Çağdaş Yaşamı Destekleme Derneği yazılı bir açıklama yaparak; İngiltere’den Adana’ya gelen çöpler, İliç Altın Madeninden doğaya sızan siyanür ve son olarak Brezilya donanmasına ait asbest barındıran savaş gemisinin Aliağa’da sökümüne izin verilmesi konularında Hükümete tepki gösterdi. ÇYDD açıklamasında, Türkiye Cumhuriyeti Anayasası’nın 56. maddesini hatırlatarak; “Herkes, sağlıklı ve dengeli bir çevrede yaşama hakkına sahiptir. Çevreyi geliştirmek, çevre sağlığını korumak ve çevre kirlenmesini önlemek devletin ve vatandaşların ödevidir.”, dedi.
Açıklama şöyle:
Toprağımızın, suyumuzun ve havamızın kirletilmesine, halk sağlığının tehlikeye atılmasına sessiz kalamayız!
Ülkemizde son zamanlarda sıklıkla gündeme gelen çevre kirliliği, doğa katliamı ve halk sağlığının tehdidi konularına bir yenisi daha eklendi.
Çevre, Şehircilik ve İklim Değişikliği Bakanlığı’nın, Brezilya donanmasına ait savaş gemisinin Aliağa’da sökümü için bir denizcilik firmasına 30 Mayıs 2022’de izin verdiği basına yansımıştır. Yüklü miktarda asbest barındıran geminin sökümünün İzmir’de gerçekleştirilmesi, ülkemizdeki halk sağlığını ve çevre kirliliğini düşüncesizce tehlikeye atıyor. Yine aynı geminin asbest yükü nedeniyle başka ülkelerce söküm için kabul edilmediği de basına yansımıştır.
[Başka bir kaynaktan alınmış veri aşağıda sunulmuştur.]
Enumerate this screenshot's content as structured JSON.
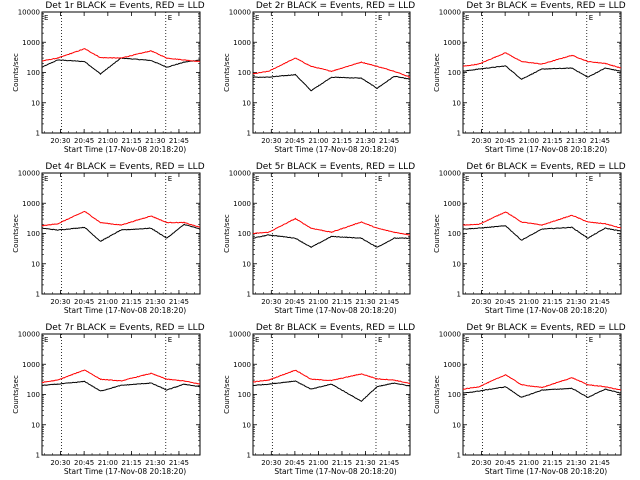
{
  "panels": [
    {
      "title": "Det 1r BLACK = Events, RED = LLD",
      "events": [
        150,
        260,
        230,
        90,
        300,
        250,
        150,
        220,
        260
      ],
      "lld": [
        240,
        300,
        610,
        310,
        300,
        520,
        300,
        260,
        230
      ]
    },
    {
      "title": "Det 2r BLACK = Events, RED = LLD",
      "events": [
        70,
        70,
        85,
        25,
        70,
        65,
        30,
        75,
        60
      ],
      "lld": [
        90,
        110,
        300,
        160,
        110,
        220,
        160,
        110,
        70
      ]
    },
    {
      "title": "Det 3r BLACK = Events, RED = LLD",
      "events": [
        110,
        130,
        165,
        60,
        130,
        140,
        70,
        140,
        110
      ],
      "lld": [
        160,
        190,
        450,
        230,
        190,
        370,
        230,
        200,
        140
      ]
    },
    {
      "title": "Det 4r BLACK = Events, RED = LLD",
      "events": [
        150,
        130,
        160,
        55,
        130,
        150,
        70,
        200,
        140
      ],
      "lld": [
        180,
        210,
        540,
        230,
        190,
        380,
        230,
        230,
        160
      ]
    },
    {
      "title": "Det 5r BLACK = Events, RED = LLD",
      "events": [
        70,
        90,
        70,
        35,
        80,
        70,
        35,
        70,
        70
      ],
      "lld": [
        100,
        110,
        310,
        150,
        110,
        240,
        150,
        110,
        90
      ]
    },
    {
      "title": "Det 6r BLACK = Events, RED = LLD",
      "events": [
        140,
        150,
        180,
        60,
        140,
        160,
        70,
        150,
        120
      ],
      "lld": [
        190,
        200,
        520,
        240,
        190,
        400,
        240,
        210,
        150
      ]
    },
    {
      "title": "Det 7r BLACK = Events, RED = LLD",
      "events": [
        200,
        220,
        270,
        130,
        200,
        240,
        140,
        220,
        180
      ],
      "lld": [
        250,
        300,
        650,
        320,
        280,
        500,
        320,
        280,
        220
      ]
    },
    {
      "title": "Det 8r BLACK = Events, RED = LLD",
      "events": [
        200,
        220,
        280,
        150,
        220,
        60,
        180,
        240,
        190
      ],
      "lld": [
        260,
        300,
        640,
        320,
        290,
        480,
        330,
        300,
        230
      ]
    },
    {
      "title": "Det 9r BLACK = Events, RED = LLD",
      "events": [
        110,
        130,
        180,
        80,
        140,
        160,
        80,
        150,
        110
      ],
      "lld": [
        150,
        180,
        450,
        210,
        170,
        360,
        210,
        180,
        140
      ]
    }
  ],
  "xtick_labels": [
    "20:30",
    "20:45",
    "21:00",
    "21:15",
    "21:30",
    "21:45"
  ],
  "xlabel": "Start Time (17-Nov-08 20:18:20)",
  "ylabel": "Counts/sec",
  "corner_mark": "E",
  "ytick_labels": [
    "1",
    "10",
    "100",
    "1000",
    "10000"
  ],
  "colors": {
    "events": "#000000",
    "lld": "#ff0000",
    "axes": "#000000",
    "background": "#ffffff"
  },
  "chart_data": {
    "type": "line",
    "layout": "3x3 grid",
    "x_unit": "minutes after 20:18:20",
    "x": [
      0,
      10,
      27,
      37,
      50,
      69,
      79,
      90,
      100
    ],
    "xlim": [
      "20:18:20",
      "21:58:20"
    ],
    "ylim": [
      1,
      10000
    ],
    "yscale": "log",
    "dotted_verticals": [
      "20:30:40",
      "21:36:40"
    ],
    "series": [
      {
        "name": "BLACK = Events",
        "color": "#000000"
      },
      {
        "name": "RED = LLD",
        "color": "#ff0000"
      }
    ]
  }
}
Bunlar yaşanırken gündemdeki diğer çevre katliamı konularını da endişeyle takip ediyoruz. Erzincan’ın İliç ilçesinde bulunan maden sahası bütün Fırat nehri havzasını, çevreyi kirletip ve yaşamı tehdit ederken ülkemizin Avrupa’nın plastik çöplerini yoğun şekilde ithal etmekte olduğu ve önce yabancı sonra da ulusal basında haber olmuştur.
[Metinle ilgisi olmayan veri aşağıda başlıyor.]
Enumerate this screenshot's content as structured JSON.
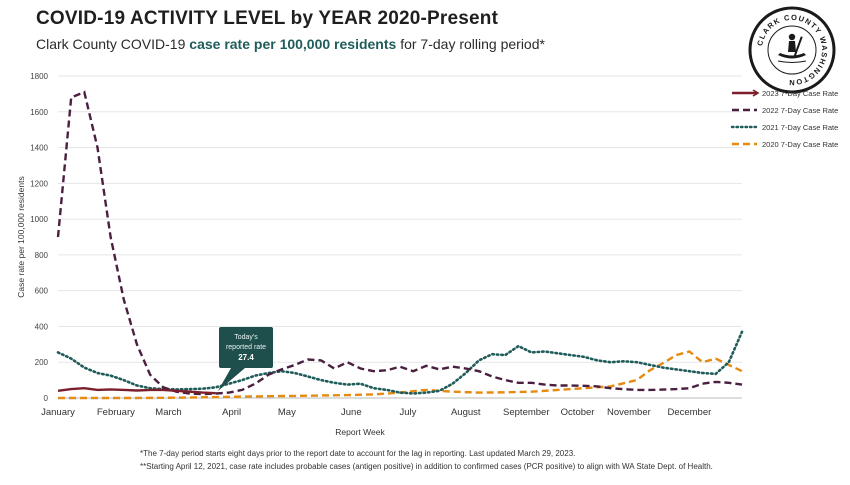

Türkiye Cumhuriyeti Anayasası’nın 56. maddesini herkese hatırlatmak isteriz: “Herkes, sağlıklı ve dengeli bir çevrede yaşama hakkına sahiptir. Çevreyi geliştirmek, çevre sağlığını korumak ve çevre kirlenmesini önlemek devletin ve vatandaşların ödevidir.”
İnsan sağlığını ve çevre haklarını hiçe sayan tüm bu uygulamaların vereceği zararlar, çok yakında geri dönülmez boyuta ulaşacaktır. Unutulmamalıdır ki doğanın yani havanın, suyun, toprağın, ormanın eş değeri yoktur; bunların hiçe sayıldığı bir dünyada yaşamın sürdürülmesi de olanaksızdır.
Halk sağlığı ve çevre kirliliği açısından çok büyük risk ve sorun teşkil eden uygulamalara bir an önce son verilmesi gereklidir. Ülkemizin kaynaklarının umarsızca tüketilmesinin ve vatandaşlarının sağlığının tehlikeye atılmasının önüne geçilmelidir.
Çağdaş Yaşamı Destekleme Derneği olarak doğa yıkımına karşı gelen tüm yaşam savunucularının yanındayız ve tüm bilimsel ve hukuki süreçlerin takipçisiyiz.